Double Pulses in Q-switched Lasers
The normally desired mode of operation of a Q-switched laser leads to the generation of a single pulse (typically with a nanosecond duration) per Q-switching cycle. Under certain circumstances, however, multiple pulses may be emitted within a single Q-switching cycle. Typical reasons for such behavior are:
- If the switching time of the modulator is too long, the first pulse may not be able to extract fully the energy stored in the gain medium. A second pulse may then be generated at a later time, where the modulator has reached the state of lowest loss.
- If the laser is continuously pumped and the opening time of the modulator is too long, sufficient energy may be accumulated in the gain medium to form a second pulse.
For predicting or analyzing such effects, it can be very helpful to simulate the laser dynamics numerically.

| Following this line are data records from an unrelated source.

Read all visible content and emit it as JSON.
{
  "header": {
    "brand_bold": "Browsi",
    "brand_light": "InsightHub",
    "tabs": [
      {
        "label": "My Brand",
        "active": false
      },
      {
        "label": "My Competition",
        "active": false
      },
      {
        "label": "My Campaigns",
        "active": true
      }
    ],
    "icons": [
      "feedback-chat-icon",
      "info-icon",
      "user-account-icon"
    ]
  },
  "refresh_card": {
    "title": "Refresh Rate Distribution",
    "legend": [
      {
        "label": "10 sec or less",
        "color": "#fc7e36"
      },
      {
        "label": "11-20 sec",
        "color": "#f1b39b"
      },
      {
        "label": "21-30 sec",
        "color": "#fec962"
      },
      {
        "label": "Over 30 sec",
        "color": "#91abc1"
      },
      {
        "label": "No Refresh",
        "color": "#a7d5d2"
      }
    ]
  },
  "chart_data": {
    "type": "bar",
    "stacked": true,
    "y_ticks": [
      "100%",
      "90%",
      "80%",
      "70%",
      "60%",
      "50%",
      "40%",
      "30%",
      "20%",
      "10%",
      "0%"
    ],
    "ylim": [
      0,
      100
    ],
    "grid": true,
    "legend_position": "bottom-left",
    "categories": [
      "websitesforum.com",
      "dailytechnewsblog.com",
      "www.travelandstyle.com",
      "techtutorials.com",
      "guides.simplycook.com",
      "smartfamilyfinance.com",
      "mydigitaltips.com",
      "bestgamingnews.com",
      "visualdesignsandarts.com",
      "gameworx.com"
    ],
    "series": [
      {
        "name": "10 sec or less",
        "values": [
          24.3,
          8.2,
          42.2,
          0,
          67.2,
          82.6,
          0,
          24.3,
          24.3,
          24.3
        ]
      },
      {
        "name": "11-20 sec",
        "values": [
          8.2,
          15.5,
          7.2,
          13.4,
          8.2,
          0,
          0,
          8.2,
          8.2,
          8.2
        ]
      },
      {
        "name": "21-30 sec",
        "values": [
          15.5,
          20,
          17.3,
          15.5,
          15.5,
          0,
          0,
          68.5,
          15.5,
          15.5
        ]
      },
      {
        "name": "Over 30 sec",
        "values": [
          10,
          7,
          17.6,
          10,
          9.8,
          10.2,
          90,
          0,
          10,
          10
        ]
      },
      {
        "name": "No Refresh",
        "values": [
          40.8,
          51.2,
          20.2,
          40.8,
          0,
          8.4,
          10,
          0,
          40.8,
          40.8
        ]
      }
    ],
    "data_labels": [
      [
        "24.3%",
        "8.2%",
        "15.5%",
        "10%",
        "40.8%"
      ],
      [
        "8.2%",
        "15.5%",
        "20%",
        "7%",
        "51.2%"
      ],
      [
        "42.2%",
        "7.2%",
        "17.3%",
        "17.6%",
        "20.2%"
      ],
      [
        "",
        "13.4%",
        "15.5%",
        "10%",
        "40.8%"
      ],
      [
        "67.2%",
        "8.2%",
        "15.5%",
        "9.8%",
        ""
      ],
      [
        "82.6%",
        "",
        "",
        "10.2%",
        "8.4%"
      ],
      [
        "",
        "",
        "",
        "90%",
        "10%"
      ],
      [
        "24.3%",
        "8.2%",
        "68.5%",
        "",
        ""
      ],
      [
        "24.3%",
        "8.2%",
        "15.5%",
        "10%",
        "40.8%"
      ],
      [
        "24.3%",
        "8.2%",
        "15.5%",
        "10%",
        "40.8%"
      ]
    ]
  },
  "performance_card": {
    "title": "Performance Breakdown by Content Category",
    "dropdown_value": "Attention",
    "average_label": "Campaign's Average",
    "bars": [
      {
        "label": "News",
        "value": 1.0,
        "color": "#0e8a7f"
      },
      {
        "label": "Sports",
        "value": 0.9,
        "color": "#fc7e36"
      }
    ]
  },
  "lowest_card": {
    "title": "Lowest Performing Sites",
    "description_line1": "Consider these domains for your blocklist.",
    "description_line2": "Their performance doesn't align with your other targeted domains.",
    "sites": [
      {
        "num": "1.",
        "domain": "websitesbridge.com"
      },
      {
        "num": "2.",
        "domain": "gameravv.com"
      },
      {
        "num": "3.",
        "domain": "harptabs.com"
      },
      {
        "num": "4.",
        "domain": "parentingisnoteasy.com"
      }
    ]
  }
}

Double Pulses in Mode-locked Lasers
With mode locking of a laser, one usually obtains a single ultrashort pulse circulating in the laser resonator, or (with harmonic mode locking) multiple pulses with equidistant spacing. In some situations, however, a circulating pulse may break up into two or more closely spaced pulses, leading to multiple pulses in the output pulse train. This occurs particularly often in passively mode-locked lasers operating in the femtosecond domain, e.g. with soliton mode locking.
The spectrum (solid curve) is modulated with a frequency of 1 THz, which is the inverse pulse spacing. For comparison, the dashed curve shows the spectrum of a single pulse.

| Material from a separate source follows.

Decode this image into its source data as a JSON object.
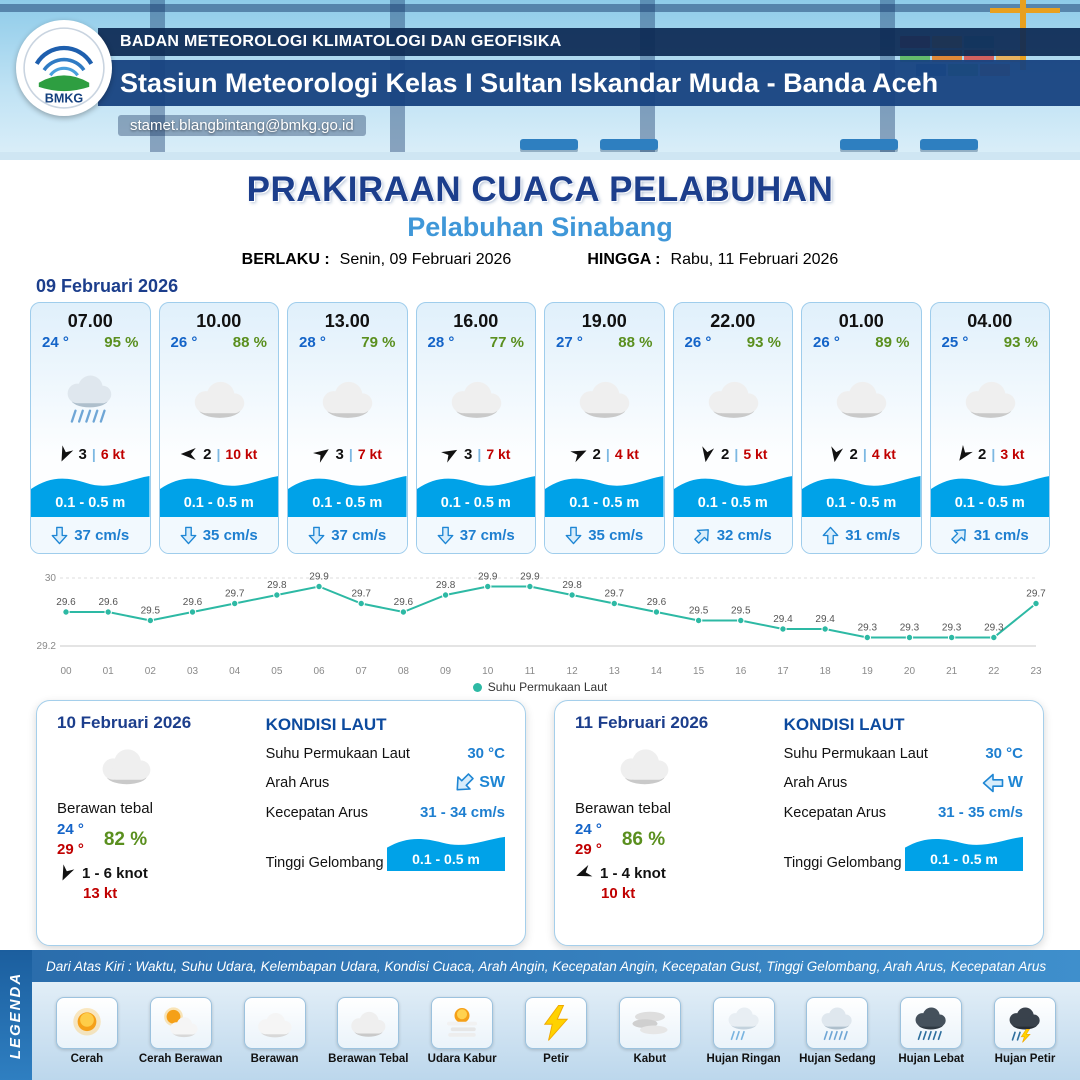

Multiple pulses can sometimes form a relatively stable configuration, since there can be various physical effects which permit some kind of interaction between the pulses. These pulses can then do many resonator round trips with constant spacing and even constant phase, i.e., they remain mutually coherent. As a result of that, the optical spectrum is strongly modulated (see also a Spotlight article). In fact, such a spectrum often leads to the discovery of that phenomenon.
In other cases, however, multiple pulses can be very unstable, at least concerning their relative phase. A modulated spectrum then cannot be observed.
Detecting Double Pulses
Detection of double pulsing of mode-locked lasers is possible, e.g. with the following methods:
- It can often be seen as a modulation of the optical spectrum, recorded with an optical spectrum analyzer (see above). This method may fail, however, when the relative phase is not sufficiently stable, or when the spectral resolution is insufficient (for large pulse spacings).
- A more direct way is to use a fast photodiode and a sampling oscilloscope. Correct triggering may require special care and is challenging particularly in unstable situations. Only for pulse spacings of around 100 ps or larger is the measurement bandwidth of a fast photodiode sufficient for detecting double pulses.
- For small enough pulse spacing, double pulsing may also be detected with an autocorrelator.
- A sign of double or multiple pulsing can be that the conversion efficiency of a frequency doubler is lower than that theoretically expected or it fluctuates without apparent reason. This results from the reduced peak power, when a certain total energy (as obtained from the measured average laser power) is spread over several pulses, or from fluctuations of peak power in situations with unstable pulse numbers.
In cases where the pulse spacing varies significantly over time, it may be more difficult to detect the double pulsing.